Lejos de tal esfuerzo colectivo, exigible a toda sociedad que valore su propia dignidad, seguimos en la partida miope de las pequeñas ventajas, de lo que conviene o no, de lo que ayuda u obstaculiza causas partidistas, manifiestamente míseras frente a la sangrante rotundidad de los hechos. El 11-M importa en la medida en que aproveche para desgastar al adversario, sin que nadie acierte a detenerse en su cabal significado: en las estaciones fueron pisoteados nuestros más elementales derechos y, más allá de cualquier otra consideración o derivación, tenemos el acuciante deber de cerrar la herida con la sutura imprescindible de la certeza.
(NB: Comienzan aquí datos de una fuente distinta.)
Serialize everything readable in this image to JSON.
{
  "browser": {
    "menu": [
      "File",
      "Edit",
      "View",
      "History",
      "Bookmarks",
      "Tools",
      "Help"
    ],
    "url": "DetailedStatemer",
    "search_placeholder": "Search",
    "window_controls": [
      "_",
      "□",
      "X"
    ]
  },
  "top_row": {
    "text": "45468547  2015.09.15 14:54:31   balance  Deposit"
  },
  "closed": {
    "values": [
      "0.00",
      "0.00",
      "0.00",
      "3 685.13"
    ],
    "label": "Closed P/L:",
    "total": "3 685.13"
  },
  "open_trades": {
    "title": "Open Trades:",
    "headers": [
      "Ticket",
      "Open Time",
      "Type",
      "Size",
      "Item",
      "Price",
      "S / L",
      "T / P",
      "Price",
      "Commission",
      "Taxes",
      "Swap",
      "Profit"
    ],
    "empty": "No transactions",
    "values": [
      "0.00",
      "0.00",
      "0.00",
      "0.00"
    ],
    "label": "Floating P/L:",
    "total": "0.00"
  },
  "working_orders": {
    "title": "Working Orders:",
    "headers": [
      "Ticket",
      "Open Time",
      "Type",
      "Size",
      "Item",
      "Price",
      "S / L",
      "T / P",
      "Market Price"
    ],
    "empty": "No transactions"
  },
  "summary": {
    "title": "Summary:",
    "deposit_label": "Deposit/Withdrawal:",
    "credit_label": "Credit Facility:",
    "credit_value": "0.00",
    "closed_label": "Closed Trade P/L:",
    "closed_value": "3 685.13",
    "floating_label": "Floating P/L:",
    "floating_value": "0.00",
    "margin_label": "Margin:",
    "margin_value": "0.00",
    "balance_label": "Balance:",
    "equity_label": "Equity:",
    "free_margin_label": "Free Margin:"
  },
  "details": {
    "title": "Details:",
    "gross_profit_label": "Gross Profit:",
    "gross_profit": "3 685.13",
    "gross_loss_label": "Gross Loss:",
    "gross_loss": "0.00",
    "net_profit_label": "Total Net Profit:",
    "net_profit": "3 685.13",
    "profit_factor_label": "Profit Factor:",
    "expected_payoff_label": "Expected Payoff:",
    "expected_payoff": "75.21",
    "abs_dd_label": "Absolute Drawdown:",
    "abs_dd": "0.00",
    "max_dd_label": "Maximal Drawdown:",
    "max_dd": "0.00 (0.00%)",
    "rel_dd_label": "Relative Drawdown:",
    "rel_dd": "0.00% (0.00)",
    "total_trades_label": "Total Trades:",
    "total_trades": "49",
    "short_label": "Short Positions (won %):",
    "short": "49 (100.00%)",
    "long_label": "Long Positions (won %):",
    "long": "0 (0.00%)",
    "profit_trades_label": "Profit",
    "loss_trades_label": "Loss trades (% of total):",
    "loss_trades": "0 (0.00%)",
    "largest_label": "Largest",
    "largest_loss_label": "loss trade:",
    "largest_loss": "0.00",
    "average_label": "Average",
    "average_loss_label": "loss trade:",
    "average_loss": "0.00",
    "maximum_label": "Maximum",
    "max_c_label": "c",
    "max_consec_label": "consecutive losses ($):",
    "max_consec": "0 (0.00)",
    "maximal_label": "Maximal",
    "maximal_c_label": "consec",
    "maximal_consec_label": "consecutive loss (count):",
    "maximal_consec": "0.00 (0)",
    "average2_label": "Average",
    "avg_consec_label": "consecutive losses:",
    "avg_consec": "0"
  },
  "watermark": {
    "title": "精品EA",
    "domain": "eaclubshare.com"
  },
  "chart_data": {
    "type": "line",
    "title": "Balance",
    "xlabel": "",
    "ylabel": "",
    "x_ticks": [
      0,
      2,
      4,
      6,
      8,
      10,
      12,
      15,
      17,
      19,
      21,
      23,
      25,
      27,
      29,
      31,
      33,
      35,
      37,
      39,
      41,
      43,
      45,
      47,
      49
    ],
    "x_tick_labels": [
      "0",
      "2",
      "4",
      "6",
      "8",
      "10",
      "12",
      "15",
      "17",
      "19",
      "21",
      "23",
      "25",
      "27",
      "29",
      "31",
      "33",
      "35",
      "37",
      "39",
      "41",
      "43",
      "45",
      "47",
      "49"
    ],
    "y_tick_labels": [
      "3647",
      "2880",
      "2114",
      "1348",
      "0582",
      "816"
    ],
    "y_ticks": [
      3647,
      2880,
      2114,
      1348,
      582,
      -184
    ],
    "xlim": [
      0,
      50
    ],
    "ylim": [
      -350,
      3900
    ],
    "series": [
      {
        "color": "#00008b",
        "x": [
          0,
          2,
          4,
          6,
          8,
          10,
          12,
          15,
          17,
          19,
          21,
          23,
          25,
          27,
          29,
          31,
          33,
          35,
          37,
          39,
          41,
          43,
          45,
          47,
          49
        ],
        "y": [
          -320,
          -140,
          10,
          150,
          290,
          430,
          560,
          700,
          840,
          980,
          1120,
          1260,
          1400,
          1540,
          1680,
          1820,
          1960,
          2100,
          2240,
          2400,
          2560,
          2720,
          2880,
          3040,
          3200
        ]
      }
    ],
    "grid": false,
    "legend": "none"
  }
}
No es, en cambio, una preocupación prioritaria. Y en el disparate estamos olvidando hasta el mínimo decoro de las formas. La decisión de los sindicatos mayoritarios de realizar, precisamente en esta fecha, una protesta contra la reforma laboral, supone un buen ejemplo de hasta dónde llega nuestra increíble insensibilidad. Yo, como Benegas o Barranco, me pregunto qué necesidad había de ofender el profundo sufrimiento de tantos familiares. Y entiendo, también como ellos, que supone un grave error ejercer ese derecho, por lo demás legítimo, haciéndolo coincidir torpemente en el calendario con lo que ahora rememoramos. Me sobran razones banales y me repugnan tanta mezquindad y tan frívola ceguera.

Envidio, y bien que me pesa, la fortaleza, la determinación y el sentido del honor de otras patrias. A la nuestra -se lo está ganando a pulso- la destrozará el cainismo, el sectarismo, los intereses espurios, la incapacidad para afrontar objetivos comunes y reconocer espacios intangibles. El de esta jornada lo era y me avergüenza que, de nuevo, la indignación rentable y la amnesia le continúen pudiendo a la tristeza, a la rabia y el afán de conocer que, como pueblo, sentimos en aquella mañana maldita.